En el conflicto sirio, Qatar también se distinguió como un fiel aliado de los Hermanos Musulmanes, a quienes permitió controlar las principales plataformas opositoras en el exterior, al mismo tiempo que financió generosamente a diversas formaciones de orientación salafista-yihadista como Ahrar al Sham y, con mucha probabilidad, al propio Frente al Nusra, la franquicia local de Al Qaeda. No es fácil responder a la pregunta de por qué Qatar asumió un papel tan destacado en la crisis siria. Algunos analistas consideran que la posible caída de Bachar al Asad habría permitido llevar a la práctica la construcción de un gaseoducto desde el cual exportar, a precios sumamente competitivos, su gas hacia Europa.
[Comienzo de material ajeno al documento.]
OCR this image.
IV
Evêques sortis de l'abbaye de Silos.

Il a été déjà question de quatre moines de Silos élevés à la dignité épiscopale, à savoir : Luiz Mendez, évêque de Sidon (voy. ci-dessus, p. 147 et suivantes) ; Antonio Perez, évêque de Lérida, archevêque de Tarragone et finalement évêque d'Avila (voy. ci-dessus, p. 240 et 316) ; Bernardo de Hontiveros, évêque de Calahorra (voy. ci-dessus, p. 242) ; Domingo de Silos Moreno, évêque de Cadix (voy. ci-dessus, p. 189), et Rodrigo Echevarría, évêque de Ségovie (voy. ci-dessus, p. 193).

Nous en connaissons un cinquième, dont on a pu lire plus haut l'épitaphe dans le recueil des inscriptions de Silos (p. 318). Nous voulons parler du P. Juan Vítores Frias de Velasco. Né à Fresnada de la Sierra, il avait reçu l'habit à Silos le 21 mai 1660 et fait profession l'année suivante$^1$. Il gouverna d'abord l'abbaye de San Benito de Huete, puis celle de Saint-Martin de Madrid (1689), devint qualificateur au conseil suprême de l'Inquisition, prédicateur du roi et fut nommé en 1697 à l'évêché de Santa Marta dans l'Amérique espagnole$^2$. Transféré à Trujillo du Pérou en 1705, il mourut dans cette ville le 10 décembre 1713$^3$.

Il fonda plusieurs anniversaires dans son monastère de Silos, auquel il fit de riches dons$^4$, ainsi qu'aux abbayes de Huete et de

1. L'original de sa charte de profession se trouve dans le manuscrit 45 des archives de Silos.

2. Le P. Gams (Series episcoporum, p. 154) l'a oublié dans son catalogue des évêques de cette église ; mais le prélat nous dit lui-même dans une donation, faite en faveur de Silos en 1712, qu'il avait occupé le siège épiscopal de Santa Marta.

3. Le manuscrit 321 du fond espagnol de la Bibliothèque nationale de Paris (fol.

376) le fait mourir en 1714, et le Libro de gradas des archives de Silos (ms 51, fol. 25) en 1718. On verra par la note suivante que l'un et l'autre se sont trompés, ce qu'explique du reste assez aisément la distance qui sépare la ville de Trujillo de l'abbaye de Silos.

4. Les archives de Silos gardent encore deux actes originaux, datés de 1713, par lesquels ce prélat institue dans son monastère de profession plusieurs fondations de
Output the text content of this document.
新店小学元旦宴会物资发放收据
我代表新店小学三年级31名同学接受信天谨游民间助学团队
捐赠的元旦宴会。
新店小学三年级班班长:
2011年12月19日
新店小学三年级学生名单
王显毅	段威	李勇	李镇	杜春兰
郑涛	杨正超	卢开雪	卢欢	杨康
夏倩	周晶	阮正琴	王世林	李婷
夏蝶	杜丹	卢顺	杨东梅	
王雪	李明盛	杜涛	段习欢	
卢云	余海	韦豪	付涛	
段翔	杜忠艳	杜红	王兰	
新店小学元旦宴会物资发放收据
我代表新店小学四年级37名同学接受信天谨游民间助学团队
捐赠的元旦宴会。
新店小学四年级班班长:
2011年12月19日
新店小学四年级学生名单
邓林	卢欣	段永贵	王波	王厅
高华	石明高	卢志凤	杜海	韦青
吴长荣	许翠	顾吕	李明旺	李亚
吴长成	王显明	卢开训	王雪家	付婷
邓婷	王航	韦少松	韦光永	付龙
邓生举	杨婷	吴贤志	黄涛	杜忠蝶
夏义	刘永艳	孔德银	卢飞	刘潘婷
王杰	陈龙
Sea como fuere, estas amistades peligrosas parecen haberle reportado a Qatar más costes que beneficios, ya que han acabado por provocar un choque de trenes de impredecibles consecuencias con Arabia Saudí. Está por ver si las medidas punitivas obligan al emirato a revisar sus políticas o, por el contrario, provocan un efecto contrario al deseado, ya que Qatar podría optar por robustecer sus relaciones con otros países (no sólo Turquía, sino también Rusia o el propio Irán) en respuesta a la hostilidad de sus vecinos.